As with other ‘Legendary’ instruments in Roland’s Cloud collection, the Jupiter-4 is powered by the brand’s Analog Circuit Behavior technology, which has already proved its ability to convincingly ape the sound of classic hardware. In its default state, the overall tone here is a touch brighter than you might get from a hardware version (at least one that’s had three decades of use). Roland allows users to compensate for this, however, with the addition of new Circuit Mod and Condition dials, which can be used to age the virtual circuitry and nudge parameters slightly off from their ‘straight out the box’ specifications.

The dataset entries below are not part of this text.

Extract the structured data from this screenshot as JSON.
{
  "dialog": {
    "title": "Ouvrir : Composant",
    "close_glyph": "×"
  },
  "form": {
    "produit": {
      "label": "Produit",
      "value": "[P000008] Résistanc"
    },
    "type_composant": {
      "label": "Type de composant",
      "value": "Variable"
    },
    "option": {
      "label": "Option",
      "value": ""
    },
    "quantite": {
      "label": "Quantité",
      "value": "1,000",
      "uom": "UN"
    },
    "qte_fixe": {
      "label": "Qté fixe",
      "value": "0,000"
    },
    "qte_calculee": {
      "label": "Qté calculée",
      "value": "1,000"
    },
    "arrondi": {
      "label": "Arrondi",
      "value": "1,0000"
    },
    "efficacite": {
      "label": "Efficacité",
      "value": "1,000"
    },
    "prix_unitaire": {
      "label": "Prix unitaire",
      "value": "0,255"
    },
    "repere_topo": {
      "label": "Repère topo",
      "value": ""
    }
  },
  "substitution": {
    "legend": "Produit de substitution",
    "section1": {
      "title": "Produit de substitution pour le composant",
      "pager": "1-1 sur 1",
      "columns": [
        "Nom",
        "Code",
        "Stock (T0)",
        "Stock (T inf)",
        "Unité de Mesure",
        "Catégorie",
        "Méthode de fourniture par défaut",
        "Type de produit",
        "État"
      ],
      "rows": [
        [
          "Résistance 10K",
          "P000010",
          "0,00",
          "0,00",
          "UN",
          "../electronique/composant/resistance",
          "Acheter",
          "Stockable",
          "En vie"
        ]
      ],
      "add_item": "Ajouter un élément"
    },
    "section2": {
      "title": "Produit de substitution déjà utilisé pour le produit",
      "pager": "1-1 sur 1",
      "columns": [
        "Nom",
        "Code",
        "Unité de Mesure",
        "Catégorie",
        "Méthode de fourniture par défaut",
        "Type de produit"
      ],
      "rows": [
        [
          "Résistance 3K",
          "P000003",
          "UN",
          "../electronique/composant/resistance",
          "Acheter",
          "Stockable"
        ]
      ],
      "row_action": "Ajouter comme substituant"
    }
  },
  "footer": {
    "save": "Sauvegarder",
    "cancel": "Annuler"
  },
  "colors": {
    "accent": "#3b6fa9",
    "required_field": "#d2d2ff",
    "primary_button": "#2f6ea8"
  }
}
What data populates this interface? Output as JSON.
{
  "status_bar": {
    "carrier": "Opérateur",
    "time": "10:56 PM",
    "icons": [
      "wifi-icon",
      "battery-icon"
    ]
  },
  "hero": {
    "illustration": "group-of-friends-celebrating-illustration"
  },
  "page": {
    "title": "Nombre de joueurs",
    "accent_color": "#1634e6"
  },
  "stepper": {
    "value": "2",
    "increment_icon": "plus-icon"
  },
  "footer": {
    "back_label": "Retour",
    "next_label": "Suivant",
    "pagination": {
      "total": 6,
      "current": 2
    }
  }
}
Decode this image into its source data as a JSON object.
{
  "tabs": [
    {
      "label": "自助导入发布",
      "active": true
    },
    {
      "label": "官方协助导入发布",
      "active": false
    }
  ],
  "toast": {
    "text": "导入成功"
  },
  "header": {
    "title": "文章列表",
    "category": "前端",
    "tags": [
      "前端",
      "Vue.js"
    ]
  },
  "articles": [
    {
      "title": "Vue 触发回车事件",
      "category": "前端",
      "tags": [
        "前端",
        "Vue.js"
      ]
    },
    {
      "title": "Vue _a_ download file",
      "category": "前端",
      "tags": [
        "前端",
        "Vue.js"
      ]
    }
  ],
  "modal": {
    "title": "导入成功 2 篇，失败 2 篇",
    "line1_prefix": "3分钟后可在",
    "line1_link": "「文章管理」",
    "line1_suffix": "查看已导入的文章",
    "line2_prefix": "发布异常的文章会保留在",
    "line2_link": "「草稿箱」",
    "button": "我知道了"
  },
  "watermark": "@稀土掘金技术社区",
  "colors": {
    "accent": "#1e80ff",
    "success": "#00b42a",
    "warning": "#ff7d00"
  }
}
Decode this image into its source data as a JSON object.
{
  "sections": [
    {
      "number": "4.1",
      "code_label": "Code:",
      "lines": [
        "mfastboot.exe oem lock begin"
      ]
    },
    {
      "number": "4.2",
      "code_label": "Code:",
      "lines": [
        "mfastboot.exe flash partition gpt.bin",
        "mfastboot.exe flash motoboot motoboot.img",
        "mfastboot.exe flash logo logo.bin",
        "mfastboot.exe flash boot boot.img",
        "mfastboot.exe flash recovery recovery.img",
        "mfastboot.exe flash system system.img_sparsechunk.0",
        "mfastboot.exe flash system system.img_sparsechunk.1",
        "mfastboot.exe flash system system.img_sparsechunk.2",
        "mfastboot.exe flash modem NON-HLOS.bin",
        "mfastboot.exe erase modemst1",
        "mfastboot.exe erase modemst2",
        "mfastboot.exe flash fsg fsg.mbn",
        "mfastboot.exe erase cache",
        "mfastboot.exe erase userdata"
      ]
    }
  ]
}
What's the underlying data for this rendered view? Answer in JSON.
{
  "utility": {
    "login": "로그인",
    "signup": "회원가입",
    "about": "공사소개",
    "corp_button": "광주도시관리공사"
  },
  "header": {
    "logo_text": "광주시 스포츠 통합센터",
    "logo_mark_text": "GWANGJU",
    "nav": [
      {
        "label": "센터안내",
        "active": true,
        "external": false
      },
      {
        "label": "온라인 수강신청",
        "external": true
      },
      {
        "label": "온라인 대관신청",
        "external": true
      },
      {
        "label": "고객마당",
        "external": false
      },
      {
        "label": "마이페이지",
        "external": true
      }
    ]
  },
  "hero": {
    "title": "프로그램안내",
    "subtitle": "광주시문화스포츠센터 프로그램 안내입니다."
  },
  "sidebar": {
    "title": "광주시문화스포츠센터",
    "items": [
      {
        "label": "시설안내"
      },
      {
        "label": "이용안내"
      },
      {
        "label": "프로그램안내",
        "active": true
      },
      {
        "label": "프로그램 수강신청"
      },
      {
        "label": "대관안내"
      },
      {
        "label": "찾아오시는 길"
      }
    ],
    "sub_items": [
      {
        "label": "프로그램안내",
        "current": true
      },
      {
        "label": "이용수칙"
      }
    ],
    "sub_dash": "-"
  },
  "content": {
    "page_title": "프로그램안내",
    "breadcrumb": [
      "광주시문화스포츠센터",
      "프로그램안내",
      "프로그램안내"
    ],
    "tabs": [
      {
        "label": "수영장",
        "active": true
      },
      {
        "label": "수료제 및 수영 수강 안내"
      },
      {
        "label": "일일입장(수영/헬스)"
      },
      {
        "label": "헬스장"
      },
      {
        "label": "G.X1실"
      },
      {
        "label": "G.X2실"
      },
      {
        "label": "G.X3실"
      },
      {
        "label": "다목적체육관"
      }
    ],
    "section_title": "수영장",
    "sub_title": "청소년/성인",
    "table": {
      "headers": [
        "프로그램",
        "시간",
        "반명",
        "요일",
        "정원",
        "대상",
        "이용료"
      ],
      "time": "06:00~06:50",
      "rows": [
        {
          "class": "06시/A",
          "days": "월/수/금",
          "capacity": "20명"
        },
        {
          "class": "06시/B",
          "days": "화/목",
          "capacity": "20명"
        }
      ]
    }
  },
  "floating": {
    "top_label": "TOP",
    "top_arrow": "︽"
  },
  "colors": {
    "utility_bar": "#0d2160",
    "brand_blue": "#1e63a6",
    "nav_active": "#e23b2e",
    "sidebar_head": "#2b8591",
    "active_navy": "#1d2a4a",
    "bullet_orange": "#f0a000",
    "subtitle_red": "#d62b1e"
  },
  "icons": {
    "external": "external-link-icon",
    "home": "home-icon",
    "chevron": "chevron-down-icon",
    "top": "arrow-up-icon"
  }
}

Roland has really got the hang of these virtual recreations now, and the Jupiter-4 looks and feels great, with a top notch collection of presets. The synth can be used as a ‘Plug-Out’ exported to the System-8 too, with an option to change the virtual control panel to match the interface of that synth.

It’s a great addition to the Cloud then, but how valuable is the JP-4 as a standalone purchase? That probably comes down to the synths you already own. There’s no doubt that the JP-4 was/is a warm and powerful synth with its own character, but whether that character is quite distinct enough from any other Jupiters, Junos or other retro polysynths you may already have at your disposal is up for debate.

MusicRadar concludes: This Jupiter emulation looks, feels and sounds great – a worthy tribute to Roland’s original polysynth.

  • KEY FEATURES: Formats: VST, AU, AAX, Plug-Out for Roland System-8. 
  • PRICING: Available in Roland Cloud subscription tiers Pro ($9.99p/m) and Ultimate ($19.99p/m). Lifetime key available for $199.99.